Dożynki w Krzeczynie Małym

Ze śpiewem na ustach, w towarzystwie zespołu Leśne Echo z Raszówki, świętowali tegoroczne Dożynki mieszkańcy Krzeczyna Małego. Wiejska świetlica była miejscem nie tylko śpiewów i tańca, ale przede wszystkim wielu rozmów, smakołyków i dobrej zabawy.

W Gminie Lubin, tak jak i w całym kraju, coraz mniejsza liczba mieszkańców wsi żyje z rolnictwa. Trzy lata temu mieliśmy ponad 2 tysiące osób uprawiających ziemie powyżej 1 ha, dziś jest ich o 40% mniej, a dokładnie 1 316 osób. Gospodarstwa się zmieniają, automatyzują i powraca to, z czego słynęli kiedyś polscy rolnicy.
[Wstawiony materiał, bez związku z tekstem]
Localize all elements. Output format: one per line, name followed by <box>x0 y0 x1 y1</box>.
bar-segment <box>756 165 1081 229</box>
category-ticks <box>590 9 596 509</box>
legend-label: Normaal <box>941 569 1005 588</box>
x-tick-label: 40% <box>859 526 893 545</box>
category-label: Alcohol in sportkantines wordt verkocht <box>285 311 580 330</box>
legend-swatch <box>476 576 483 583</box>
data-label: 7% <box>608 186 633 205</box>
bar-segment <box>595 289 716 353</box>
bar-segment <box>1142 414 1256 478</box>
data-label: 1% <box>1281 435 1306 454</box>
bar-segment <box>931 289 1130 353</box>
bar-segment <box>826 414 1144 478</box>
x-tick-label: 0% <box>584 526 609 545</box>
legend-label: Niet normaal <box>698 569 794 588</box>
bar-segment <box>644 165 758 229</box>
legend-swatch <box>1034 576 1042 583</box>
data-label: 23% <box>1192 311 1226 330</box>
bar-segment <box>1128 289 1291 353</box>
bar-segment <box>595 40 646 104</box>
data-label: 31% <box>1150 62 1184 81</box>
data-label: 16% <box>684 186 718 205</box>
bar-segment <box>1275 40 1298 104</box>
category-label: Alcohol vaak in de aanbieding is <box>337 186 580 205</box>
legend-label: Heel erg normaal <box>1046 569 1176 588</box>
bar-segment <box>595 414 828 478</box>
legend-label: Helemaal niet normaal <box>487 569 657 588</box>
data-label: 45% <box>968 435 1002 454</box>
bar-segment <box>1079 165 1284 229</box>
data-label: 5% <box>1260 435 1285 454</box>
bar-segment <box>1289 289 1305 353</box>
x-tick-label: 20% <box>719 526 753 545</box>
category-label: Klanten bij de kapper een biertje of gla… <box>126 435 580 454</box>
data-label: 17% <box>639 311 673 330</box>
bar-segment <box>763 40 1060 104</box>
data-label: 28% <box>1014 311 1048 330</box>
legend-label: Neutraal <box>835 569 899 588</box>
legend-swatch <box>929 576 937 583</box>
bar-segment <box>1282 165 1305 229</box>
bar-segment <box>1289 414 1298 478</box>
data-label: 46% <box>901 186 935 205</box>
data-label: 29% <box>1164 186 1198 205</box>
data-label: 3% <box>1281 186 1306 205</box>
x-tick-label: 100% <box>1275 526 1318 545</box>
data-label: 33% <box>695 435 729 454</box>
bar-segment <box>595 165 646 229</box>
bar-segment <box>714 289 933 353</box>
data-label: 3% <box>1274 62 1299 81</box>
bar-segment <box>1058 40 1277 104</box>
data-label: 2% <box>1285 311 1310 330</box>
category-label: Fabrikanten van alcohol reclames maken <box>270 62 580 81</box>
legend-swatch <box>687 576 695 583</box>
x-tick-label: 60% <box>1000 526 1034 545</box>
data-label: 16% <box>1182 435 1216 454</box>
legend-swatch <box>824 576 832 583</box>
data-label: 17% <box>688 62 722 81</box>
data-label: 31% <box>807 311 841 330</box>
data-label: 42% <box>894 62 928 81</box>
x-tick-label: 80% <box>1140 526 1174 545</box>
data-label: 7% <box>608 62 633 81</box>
– Ekologia. Cała Europa docenia naszą produkcję i coraz częściej ludzie zwracają uwagę na ekologiczną produkcje – mówi Roman Krycki, jeden z dwóch gospodarzy rolnych, który uprawia ok. 60 ha w Krzeczynie Małym . Tak jak większość innych rolników, prowadzi także inną działalność . – Od małego jestem związany ze wsią, jako dziecko pracowałem u taty na gospodarstwie i wszystko wskazuje na to, że dzieci przejmą pałeczkę.

Mimo, że rolników w Krzeczynie Małym jest tylko dwóch, to większość mieszkańców zgodnie z tradycją bierze udział w Dożynkach, organizowanych przez Sołtys Lidię Cesarz i Radę Sołecką.

– Cieszę się, że możemy się spotkać przy tej okazji i porozmawiać na wiele tematów. Kultywowanie tradycji i pokazywanie najmłodszemu pokoleniu symboliki naszych przodków jest bardzo ważne. Dziękuję Wam za te spotkanie, za możliwość rozmowy i złożenia życzeń. Niech nam tego chleba nigdy nie zabraknie – mówił wójt Tadeusz Kielan.

Na Dożynkach w Krzeczynie Małym wystąpili członkowie zespołu Leśne Echo z Raszówki. Zostali bardzo serdecznie przyjęci i ogólnym śpiewom przy wtórze akordeonu nie było końca.